Ok, with filtering things start to look very very good.
I am impressed....
here's my observation.
spikes in cache are no more recognizable as leaks/bleeding/fireflies. And even extremely difficult situation/stresstest (sun+sky+interior+small pool/100K photons, + small cache size/100K photons) won't look like bleeding, just weird lighting overall.
Since preprocess time can be very fast even with moderate numbers, I think that lower limit for cache pool and size should be set (we need to figure out where things start to fall apart and/or take too much time with ~mainstream HW) this will enable users to just not care about cache settings and won't allow to break cache.
Also usage threshold of 4 seems very fair to large spaces and still fast to render even on cpu (lookup from 25-35 cm). without requiring too much photons
@Dade, the spikes are not really gone. You know that, but to make sure they are not really visible, a standard of photon count + cache size has to be on a certain level.

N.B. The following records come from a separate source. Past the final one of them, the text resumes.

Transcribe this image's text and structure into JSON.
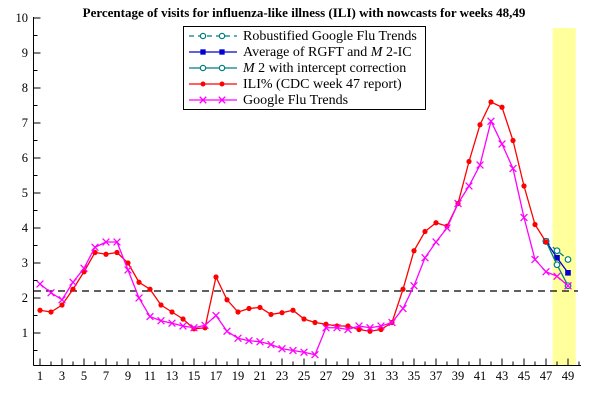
{
  "title": "Percentage of visits for influenza-like illness (ILI) with nowcasts for weeks 48,49",
  "legend": {
    "items": [
      {
        "pre": "Robustified Google Flu Trends",
        "em": "",
        "post": ""
      },
      {
        "pre": "Average of RGFT and ",
        "em": "M",
        "post": " 2-IC"
      },
      {
        "pre": "",
        "em": "M",
        "post": " 2 with intercept correction"
      },
      {
        "pre": "ILI% (CDC week 47 report)",
        "em": "",
        "post": ""
      },
      {
        "pre": "Google Flu Trends",
        "em": "",
        "post": ""
      }
    ]
  },
  "colors": {
    "teal": "#007F7F",
    "blue": "#0000D2",
    "red": "#FF0000",
    "magenta": "#FF00FF",
    "highlight_band": "#FFFF9C",
    "axis": "#000000",
    "threshold": "#000000"
  },
  "chart_data": {
    "type": "line",
    "title": "Percentage of visits for influenza-like illness (ILI) with nowcasts for weeks 48,49",
    "xlabel": "",
    "ylabel": "",
    "xlim": [
      0.4,
      50.3
    ],
    "ylim": [
      0.1,
      10
    ],
    "grid": false,
    "legend_position": "top-center",
    "x_ticks": [
      1,
      3,
      5,
      7,
      9,
      11,
      13,
      15,
      17,
      19,
      21,
      23,
      25,
      27,
      29,
      31,
      33,
      35,
      37,
      39,
      41,
      43,
      45,
      47,
      49
    ],
    "x_minor_ticks": [
      2,
      4,
      6,
      8,
      10,
      12,
      14,
      16,
      18,
      20,
      22,
      24,
      26,
      28,
      30,
      32,
      34,
      36,
      38,
      40,
      42,
      44,
      46,
      48,
      50
    ],
    "y_ticks": [
      1,
      2,
      3,
      4,
      5,
      6,
      7,
      8,
      9,
      10
    ],
    "y_minor_ticks": [
      0.5,
      1.5,
      2.5,
      3.5,
      4.5,
      5.5,
      6.5,
      7.5,
      8.5,
      9.5
    ],
    "threshold_line": {
      "value": 2.2,
      "style": "dashed",
      "color": "#000000"
    },
    "highlight_band": {
      "x_start": 47.6,
      "x_end": 49.7,
      "color": "#FFFF9C",
      "meaning": "nowcast weeks 48,49"
    },
    "series": [
      {
        "name": "Robustified Google Flu Trends",
        "color": "#007F7F",
        "dash": "5,4",
        "marker": "circle-open",
        "x": [
          47,
          48,
          49
        ],
        "y": [
          3.62,
          3.35,
          3.1
        ]
      },
      {
        "name": "Average of RGFT and M 2-IC",
        "color": "#0000D2",
        "dash": "",
        "marker": "square",
        "x": [
          47,
          48,
          49
        ],
        "y": [
          3.62,
          3.15,
          2.72
        ]
      },
      {
        "name": "M 2 with intercept correction",
        "color": "#007F7F",
        "dash": "",
        "marker": "circle-open",
        "x": [
          47,
          48,
          49
        ],
        "y": [
          3.62,
          2.95,
          2.35
        ]
      },
      {
        "name": "ILI% (CDC week 47 report)",
        "color": "#FF0000",
        "dash": "",
        "marker": "dot",
        "x": [
          1,
          2,
          3,
          4,
          5,
          6,
          7,
          8,
          9,
          10,
          11,
          12,
          13,
          14,
          15,
          16,
          17,
          18,
          19,
          20,
          21,
          22,
          23,
          24,
          25,
          26,
          27,
          28,
          29,
          30,
          31,
          32,
          33,
          34,
          35,
          36,
          37,
          38,
          39,
          40,
          41,
          42,
          43,
          44,
          45,
          46,
          47
        ],
        "y": [
          1.65,
          1.6,
          1.8,
          2.25,
          2.75,
          3.3,
          3.25,
          3.3,
          3.0,
          2.45,
          2.25,
          1.8,
          1.6,
          1.4,
          1.12,
          1.15,
          2.6,
          1.95,
          1.6,
          1.7,
          1.73,
          1.53,
          1.58,
          1.65,
          1.4,
          1.3,
          1.25,
          1.2,
          1.2,
          1.1,
          1.05,
          1.1,
          1.3,
          2.25,
          3.35,
          3.9,
          4.15,
          4.05,
          4.7,
          5.9,
          6.95,
          7.6,
          7.45,
          6.5,
          5.2,
          4.1,
          3.6
        ]
      },
      {
        "name": "Google Flu Trends",
        "color": "#FF00FF",
        "dash": "",
        "marker": "x",
        "x": [
          1,
          2,
          3,
          4,
          5,
          6,
          7,
          8,
          9,
          10,
          11,
          12,
          13,
          14,
          15,
          16,
          17,
          18,
          19,
          20,
          21,
          22,
          23,
          24,
          25,
          26,
          27,
          28,
          29,
          30,
          31,
          32,
          33,
          34,
          35,
          36,
          37,
          38,
          39,
          40,
          41,
          42,
          43,
          44,
          45,
          46,
          47,
          48,
          49
        ],
        "y": [
          2.4,
          2.15,
          1.95,
          2.45,
          2.85,
          3.45,
          3.6,
          3.6,
          2.8,
          2.0,
          1.47,
          1.35,
          1.28,
          1.2,
          1.15,
          1.22,
          1.5,
          1.05,
          0.85,
          0.78,
          0.75,
          0.67,
          0.55,
          0.5,
          0.45,
          0.38,
          1.15,
          1.15,
          1.1,
          1.2,
          1.15,
          1.2,
          1.3,
          1.7,
          2.35,
          3.15,
          3.6,
          4.0,
          4.7,
          5.2,
          5.8,
          7.05,
          6.4,
          5.7,
          4.3,
          3.1,
          2.75,
          2.62,
          2.35
        ]
      }
    ]
  }
}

Here is a very fast precalc setting of 1 000 000 photons + 500 000 cache size with 35cm lookup and 4 threshold scale:
at first sight, it is clean and super fast (5min on gtx1060 at 4K) but there is a pretty strong blue tint in the small hallway with plane in center of the image, coming from the sky. Yes, it's a big scene and lot of trees and interior and probably 2-4x more photons are needed but I just wanted to say, that spikes are gone in form of leaks, but might still show up in form of weird color cast now when settings/photon counts are low.
So, maybe we should start thinking about defaults and start hiding and limiting some settings.
If preprocess setup would take anywhere from 1 to 4 seconds on HW like my current outdated (4770K and gtx1060) it should be the low end, no less available (to avoid user errors and funky bogus tutorials about performance improvements with extreme settings)
All in all, I'm very happy with how this turned out. Only thing left now is the support for all materials so that complex scenes can be tested.